• 1940_00_th_sauger

Karman cannula

Harvey Karman (16 April 1924 – May 6 2008)


Harvey Karman died in Santa Barbara, California, on May 6th, 2008. He spent part of his adult life in England, both during World War II and later practicing psychotherapy in London. Beyond some specialist gynaecologists, Karman’s name is not known, yet innumerable women have benefited from the safe abortion technique he developed. On average, every woman now in her fertile years will have one induced abortion – in Britain, with a relatively high use of contraception, it is one in three. At least two clinics in Asia have performed over one million abortions, each using the technique Karman, who was not a physician, invented.
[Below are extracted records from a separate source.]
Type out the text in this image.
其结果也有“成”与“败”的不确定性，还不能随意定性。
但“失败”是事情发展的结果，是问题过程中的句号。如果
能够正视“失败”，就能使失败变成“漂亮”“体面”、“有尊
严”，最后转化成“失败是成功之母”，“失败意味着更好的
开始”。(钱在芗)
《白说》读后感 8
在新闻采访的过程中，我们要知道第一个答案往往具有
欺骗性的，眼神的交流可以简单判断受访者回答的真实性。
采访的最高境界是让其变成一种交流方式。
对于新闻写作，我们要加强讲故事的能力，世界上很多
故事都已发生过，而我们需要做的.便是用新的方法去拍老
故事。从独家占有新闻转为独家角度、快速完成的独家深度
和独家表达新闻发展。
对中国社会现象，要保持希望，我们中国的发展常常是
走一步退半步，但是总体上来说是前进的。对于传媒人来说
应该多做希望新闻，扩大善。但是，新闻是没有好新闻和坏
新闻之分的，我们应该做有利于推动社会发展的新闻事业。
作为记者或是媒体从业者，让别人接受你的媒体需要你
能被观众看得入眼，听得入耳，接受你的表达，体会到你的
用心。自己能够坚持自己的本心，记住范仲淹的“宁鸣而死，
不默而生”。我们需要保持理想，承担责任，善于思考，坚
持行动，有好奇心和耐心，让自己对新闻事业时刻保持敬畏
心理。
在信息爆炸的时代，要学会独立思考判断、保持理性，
Born as Harvey Le Roy Walters in Oregon, 26th April 1924, he was abandoned by his father, a Bible salesman, and took the name Karman from one of several step fathers his mother lived with as Harvey grew up. He left school at age 14 and joined the US Air Corps a few years later. Stationed in Norfolk, England as a serviceman, he wrote film reviews for Stars and Stripes. Under the GI Bill he studied theater arts and psychology at the University of California, Los Angeles. At a time when abortion was illegal on both sides of the Atlantic, Harvey began helping pregnant women from the campus find their way to illegal abortionists in Tijuana, Mexico. Some were well treated, others exploited financially and sexually, and yet others died. Harvey decided, to take the law into his own hands, literally. He needed a procedure that was not painful and where a woman would rest for a few minutes and then walk away, with no one knowing she had had abortion.


Vacuum aspiration abortion with an electric pump had been developed in China and eastern Europe some years earlier. Physicians, such as myself, were taught that the neck of the womb must be stretched (which causes severe pain) to accommodate a relatively large metal cannula, or tube. Not being a doctor, Harvey haden’t been told it was ’impossible’ to complete an early abortion with a cannula little bigger than a drinking straw. He purchased some plastic syringes and some slim, flexible plastic tubing. With a hot iron and a razor blade he fashioned what is now known as manual vacuum aspiration (MVA), or sometimes known by the more alliterative‚ Karman cannula’. For the first time in history, it was possible to do an abortion in the first three months of pregnancy, safely, on a conscious woman and with little discomfort.


MVA is now a method of choice among abortion providers all over the world. Harvey deliberately  didn’t patent his invention, never made any money out of it, and often did abortions free of charge. When he and I published his invention in The Lancet in 1972, we never guessed MVA would be used on an ever-increasing scale into the twenty-first century.


Harvey was the archetypal, sexually liberated Californian of the 1960s. Empathetic and funny, he could be exasperatingly laid back. He was driven to solve problems, whether huge and controversial, as abortion has always been, or mere inconveniences – I still remember the day I locked my keys in my car in central London and Harvey opened it with a bent wire in a nanosecond. But there was one problem even Harvey could not solve 40 years ago – how to do a safe abortion after the first 12 weeks of pregnancy. He invented a plastic coil which could be slotted into the womb and which if left in place for a day would initiate a late abortion. It was no better and no worse than other methods of late abortion at that time, and he did have one death. He faced several criminal charges for practicing medicine without a licence and for the abortion death. He was convicted but later pardoned.


While he lived in London, Harvey joined a humanitarian team put together by the International Planned Parenthood Federation to offer abortions to women who had been raped during the 1972 War of Liberation in Bangladesh. All who worked with Harvey respected his skill and his empathy for the women, some of whom were not more than 10 or 12 years old. The one positive outcome of this tragic episode was that MVA equipment was taken to every hospital in the new nation of Bangladesh. Today, large parts of this still poor country have achieved a two child family through purely voluntary family planning, backed up by MVA. Karman’s home-made invention has not only helped millions of women suddenly confronted with an unintended pregnancy, but who helped change the demographic trajectory of a number of countries.


Karman was married three times and he is survived by four children and six grandchildren. In 2002 he had a stroke and he lived in sheltered accommodation for some years before he died.